Be competitive globally, zimbabwean firms told to cope with EPA agreement

By Golden Sibanda

Firms have been warned to ensure they are globally competitive ahead of the 2013 deadline when 45 percent of goods from the European Union start entering Zimbabwe duty-free.

The call was made by Confederation of Zimbabwe Industries vice president Mr Joseph Kanyekanye at a workshop to discuss export opportunities and benefits that firms could derive under Interim Partnership Agreements with EU and Comesa trade protocols.

His remarks came amid indications industry was not fully conversant with protocols and implications of trade agreements the Government has been negotiating regionally and internationally.

Mr Kanyekanye warned that while Economic Partnership Agreements with the EU presented opportunities to local firms, the trade pacts were a worrisome competition threat.

Local producers, he said, would be greatly disadvantaged by the fact that the economy is taking off from a very low base after difficulties of the last decade, which undermined their efficiency.
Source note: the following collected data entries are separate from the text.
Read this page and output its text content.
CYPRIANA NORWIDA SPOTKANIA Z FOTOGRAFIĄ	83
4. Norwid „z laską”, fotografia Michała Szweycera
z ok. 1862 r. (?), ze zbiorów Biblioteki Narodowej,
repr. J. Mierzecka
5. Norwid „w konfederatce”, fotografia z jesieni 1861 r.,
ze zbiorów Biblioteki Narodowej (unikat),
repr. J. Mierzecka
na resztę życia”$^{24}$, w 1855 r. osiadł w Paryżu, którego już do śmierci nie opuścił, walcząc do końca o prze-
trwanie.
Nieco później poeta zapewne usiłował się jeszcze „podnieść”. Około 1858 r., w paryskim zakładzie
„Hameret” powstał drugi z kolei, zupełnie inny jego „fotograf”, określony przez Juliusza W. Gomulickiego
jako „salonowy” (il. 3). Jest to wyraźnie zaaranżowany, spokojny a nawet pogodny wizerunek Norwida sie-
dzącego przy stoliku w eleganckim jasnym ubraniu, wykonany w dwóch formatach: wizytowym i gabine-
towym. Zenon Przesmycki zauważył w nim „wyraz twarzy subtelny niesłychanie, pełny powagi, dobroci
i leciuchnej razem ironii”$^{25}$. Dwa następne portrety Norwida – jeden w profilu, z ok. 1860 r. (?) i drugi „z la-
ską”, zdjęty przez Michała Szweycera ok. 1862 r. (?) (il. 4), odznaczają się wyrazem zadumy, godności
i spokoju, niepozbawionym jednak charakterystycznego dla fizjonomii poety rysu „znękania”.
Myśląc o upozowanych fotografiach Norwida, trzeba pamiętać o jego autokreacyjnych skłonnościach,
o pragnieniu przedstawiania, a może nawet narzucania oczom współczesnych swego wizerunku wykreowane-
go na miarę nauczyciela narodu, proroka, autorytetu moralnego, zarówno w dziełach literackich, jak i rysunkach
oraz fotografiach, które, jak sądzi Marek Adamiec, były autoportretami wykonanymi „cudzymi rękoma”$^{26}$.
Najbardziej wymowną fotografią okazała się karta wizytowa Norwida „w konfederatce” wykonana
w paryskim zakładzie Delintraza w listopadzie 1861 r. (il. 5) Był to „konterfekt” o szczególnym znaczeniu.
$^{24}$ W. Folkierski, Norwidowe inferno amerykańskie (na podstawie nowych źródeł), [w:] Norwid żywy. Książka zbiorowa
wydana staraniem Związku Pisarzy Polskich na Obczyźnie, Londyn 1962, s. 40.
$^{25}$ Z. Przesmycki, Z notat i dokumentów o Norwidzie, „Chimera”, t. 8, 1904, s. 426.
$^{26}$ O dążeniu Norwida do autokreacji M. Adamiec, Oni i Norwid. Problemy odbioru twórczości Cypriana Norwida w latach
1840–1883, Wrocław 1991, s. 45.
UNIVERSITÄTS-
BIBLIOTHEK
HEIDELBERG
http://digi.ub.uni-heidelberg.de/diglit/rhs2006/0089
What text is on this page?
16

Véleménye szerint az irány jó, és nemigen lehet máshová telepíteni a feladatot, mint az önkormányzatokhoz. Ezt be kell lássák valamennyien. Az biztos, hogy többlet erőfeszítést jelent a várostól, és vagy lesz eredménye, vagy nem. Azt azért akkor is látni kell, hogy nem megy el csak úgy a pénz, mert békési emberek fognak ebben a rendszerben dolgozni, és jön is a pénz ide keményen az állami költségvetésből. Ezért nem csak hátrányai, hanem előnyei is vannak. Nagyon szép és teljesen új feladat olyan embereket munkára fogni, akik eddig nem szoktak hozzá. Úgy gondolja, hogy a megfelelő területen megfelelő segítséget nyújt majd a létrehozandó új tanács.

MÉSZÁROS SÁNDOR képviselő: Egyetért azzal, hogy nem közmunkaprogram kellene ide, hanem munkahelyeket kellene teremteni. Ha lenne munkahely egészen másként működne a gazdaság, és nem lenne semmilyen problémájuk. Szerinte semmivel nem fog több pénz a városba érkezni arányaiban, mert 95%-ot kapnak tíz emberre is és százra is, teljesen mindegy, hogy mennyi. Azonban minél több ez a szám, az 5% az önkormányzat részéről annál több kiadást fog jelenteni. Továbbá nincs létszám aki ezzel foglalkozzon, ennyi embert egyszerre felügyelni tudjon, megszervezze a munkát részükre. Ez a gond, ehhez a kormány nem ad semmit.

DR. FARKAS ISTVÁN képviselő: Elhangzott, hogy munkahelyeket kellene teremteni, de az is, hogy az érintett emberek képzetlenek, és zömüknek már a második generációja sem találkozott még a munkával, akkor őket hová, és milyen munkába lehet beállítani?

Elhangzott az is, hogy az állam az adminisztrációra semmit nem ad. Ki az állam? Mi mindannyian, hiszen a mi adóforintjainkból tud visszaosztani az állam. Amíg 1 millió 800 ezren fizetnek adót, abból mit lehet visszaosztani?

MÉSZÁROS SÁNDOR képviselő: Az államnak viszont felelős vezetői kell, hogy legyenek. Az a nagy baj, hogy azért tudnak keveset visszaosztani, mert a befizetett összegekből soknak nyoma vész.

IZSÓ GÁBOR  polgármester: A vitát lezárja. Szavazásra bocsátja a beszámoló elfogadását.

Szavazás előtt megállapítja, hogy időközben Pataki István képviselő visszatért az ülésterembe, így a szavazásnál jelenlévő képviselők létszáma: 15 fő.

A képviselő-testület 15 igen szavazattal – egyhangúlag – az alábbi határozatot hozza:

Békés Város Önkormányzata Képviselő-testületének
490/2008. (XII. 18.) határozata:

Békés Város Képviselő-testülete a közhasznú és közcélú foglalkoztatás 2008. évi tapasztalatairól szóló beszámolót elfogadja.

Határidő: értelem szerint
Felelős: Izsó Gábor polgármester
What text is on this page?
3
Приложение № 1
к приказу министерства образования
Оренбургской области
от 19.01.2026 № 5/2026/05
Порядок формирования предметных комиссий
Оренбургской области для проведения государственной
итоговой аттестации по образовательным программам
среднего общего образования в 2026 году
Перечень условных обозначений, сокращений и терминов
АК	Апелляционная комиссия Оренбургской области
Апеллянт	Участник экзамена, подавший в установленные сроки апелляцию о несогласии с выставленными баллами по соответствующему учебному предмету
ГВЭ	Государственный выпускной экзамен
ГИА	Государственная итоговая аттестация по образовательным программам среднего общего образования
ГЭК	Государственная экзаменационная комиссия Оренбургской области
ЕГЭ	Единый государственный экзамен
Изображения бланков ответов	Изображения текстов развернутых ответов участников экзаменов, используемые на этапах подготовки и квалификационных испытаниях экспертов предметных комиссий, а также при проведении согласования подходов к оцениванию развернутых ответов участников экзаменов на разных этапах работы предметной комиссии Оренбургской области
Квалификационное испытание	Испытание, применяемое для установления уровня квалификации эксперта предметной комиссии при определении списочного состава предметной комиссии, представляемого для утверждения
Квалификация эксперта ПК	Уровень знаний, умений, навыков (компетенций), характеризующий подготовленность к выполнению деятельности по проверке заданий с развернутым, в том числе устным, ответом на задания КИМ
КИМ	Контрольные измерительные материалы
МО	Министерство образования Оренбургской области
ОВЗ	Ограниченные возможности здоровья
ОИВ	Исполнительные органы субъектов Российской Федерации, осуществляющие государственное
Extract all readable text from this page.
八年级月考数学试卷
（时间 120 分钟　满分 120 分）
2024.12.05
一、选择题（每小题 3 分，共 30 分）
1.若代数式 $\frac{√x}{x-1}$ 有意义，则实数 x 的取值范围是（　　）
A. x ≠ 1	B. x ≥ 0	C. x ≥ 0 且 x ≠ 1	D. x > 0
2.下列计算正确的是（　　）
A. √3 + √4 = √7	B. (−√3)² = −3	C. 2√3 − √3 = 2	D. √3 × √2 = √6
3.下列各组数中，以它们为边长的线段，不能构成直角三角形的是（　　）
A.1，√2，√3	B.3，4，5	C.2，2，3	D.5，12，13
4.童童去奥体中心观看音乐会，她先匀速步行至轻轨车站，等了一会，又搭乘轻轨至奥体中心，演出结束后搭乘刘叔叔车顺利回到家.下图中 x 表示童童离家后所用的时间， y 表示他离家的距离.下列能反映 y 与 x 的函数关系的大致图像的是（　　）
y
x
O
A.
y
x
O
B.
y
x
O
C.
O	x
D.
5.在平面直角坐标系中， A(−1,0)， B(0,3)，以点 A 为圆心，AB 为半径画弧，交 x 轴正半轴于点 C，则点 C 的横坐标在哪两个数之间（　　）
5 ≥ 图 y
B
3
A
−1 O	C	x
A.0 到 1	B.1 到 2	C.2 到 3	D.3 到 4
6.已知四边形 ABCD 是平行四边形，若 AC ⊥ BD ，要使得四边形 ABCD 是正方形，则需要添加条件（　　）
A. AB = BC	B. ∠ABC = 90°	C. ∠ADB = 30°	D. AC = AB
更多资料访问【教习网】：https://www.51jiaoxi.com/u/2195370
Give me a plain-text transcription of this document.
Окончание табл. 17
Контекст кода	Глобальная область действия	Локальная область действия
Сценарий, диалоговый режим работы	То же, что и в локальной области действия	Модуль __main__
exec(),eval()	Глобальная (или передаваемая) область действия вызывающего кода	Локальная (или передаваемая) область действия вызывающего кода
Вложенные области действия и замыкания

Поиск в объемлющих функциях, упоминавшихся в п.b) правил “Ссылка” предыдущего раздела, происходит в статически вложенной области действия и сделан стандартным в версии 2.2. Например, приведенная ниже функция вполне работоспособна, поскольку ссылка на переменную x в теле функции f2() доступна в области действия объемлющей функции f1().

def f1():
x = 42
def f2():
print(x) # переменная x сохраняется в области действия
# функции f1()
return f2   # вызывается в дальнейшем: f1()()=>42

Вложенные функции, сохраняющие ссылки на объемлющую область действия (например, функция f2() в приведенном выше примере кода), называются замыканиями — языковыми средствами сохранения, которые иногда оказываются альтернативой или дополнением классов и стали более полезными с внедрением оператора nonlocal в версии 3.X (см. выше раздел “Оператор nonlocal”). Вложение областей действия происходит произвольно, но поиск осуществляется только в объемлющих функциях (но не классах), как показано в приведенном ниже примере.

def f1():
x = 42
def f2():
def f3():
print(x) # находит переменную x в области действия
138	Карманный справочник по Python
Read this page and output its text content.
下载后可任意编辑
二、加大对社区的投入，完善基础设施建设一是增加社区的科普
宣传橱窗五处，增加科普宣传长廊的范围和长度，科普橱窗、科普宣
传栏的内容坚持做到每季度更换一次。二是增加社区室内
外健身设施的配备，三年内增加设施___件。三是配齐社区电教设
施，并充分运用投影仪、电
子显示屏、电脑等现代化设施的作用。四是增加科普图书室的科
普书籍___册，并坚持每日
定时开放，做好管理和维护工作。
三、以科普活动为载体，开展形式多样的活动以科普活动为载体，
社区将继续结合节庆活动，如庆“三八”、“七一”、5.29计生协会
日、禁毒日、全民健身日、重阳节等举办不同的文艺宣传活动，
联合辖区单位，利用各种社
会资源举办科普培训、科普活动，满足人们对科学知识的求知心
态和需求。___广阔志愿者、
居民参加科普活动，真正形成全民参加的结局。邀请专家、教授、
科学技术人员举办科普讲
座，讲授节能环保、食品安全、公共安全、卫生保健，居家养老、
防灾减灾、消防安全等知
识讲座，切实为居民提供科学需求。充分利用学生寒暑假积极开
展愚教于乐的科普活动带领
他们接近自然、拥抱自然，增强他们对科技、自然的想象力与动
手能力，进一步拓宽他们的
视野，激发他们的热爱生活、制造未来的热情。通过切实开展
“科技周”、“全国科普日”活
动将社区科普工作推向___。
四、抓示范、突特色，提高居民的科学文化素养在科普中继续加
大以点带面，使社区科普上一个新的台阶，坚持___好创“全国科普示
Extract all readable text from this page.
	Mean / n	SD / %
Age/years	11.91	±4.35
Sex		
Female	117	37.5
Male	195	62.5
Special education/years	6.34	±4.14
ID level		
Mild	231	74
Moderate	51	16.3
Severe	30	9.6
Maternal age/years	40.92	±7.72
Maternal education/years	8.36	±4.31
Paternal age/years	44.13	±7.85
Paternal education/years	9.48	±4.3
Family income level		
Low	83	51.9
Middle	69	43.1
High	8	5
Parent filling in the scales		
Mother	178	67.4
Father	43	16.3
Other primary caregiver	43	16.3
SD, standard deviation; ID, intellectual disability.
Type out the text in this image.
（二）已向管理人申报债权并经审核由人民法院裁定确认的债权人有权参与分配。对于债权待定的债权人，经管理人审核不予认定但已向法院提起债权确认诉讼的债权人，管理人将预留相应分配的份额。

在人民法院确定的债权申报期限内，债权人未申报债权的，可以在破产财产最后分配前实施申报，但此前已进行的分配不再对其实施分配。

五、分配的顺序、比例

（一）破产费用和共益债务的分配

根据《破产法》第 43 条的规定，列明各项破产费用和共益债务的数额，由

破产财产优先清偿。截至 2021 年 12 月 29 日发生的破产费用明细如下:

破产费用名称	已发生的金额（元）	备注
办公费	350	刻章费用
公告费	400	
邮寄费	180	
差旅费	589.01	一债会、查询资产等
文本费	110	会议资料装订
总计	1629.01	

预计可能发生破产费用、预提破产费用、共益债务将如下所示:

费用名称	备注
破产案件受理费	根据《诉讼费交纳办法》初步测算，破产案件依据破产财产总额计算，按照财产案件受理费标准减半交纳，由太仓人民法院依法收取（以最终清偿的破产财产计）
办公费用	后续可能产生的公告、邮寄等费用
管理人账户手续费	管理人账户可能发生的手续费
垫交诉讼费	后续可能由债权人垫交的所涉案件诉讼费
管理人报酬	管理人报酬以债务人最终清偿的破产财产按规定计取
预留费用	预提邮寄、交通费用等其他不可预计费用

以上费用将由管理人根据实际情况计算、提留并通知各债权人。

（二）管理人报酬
He said 2013 looked like a long time to come, but with challenges besetting local firms, they could be caught on the wrong footing.

"Considering challenges that local firms are faced with regarding low capacity utilisation and old equipment, the EPAs are a challenge; in fact, they are a threat.

"If you (local companies) that are not competitive do not take measures to be globally competitive, you will be in trouble," said Mr Kanyekanye.

Unlike local firms, he said, EU producers could obtain low cost funding, more efficient production equipment and technology, thus attaining better economies of scale.

One of the major constraints that local firms faced related to unavailability of affordable long-term financing and antiquated production machinery whose efficiency had hugely deteriorated.

Mr Kanyekanye suggested that the full EPA be renegotiated to include contingent provisions in case local industry is not ready for 45 percent liberalisation of the local market by the 2013 deadline.

Forty-five percent of EU goods will enter the local market duty-free in 2013 while the percentage threshold would rise to 80 percent by 2022.

Currently, local goods enter the EU on a quota free basis, except sugar.

CZI said EU threats presented a challenge for local firms to raise their competitiveness to remain relevant on the global market.

After all, said Mr Kanyekanye, when the economy fully recovers to the levels of 1996, the country would require bigger export markets.

However, it emerged that despite the many meetings to discuss implications, opportunities and benefits local firms could derive from trade agreements being negotiated, there was still confusion among delegates attending the discussions over the trade pacts.

Mrs Angelica Katurusa, a senior official in the Ministry of Regional Integration and International Cooperation, said the problem was that companies were not represented at the highest level at forums that discuss trade agreements being negotiated by Government.

She also lamented the fact that most local companies did not have export managers who should make effective use of information on trade agreements that the Government was negotiating.

"Most representatives sent by companies to discussions such as these ones are too junior and are not the same people sent by companies when similar trade discussions are organised in future," she said.

The workshop also discussed implications and export opportunities under Comesa as Zimbabwe ponders whether to join the Comesa Customs Union or the Sadc Free Trade Area, which shall have different common tariff and trade protocol structures.

The Comesa Customs Union was launched in Zimbabwe last year, but members are yet to realign their tariff systems with the agreed ones and the regional body is still to agree on a common trade policy with the rest of the world.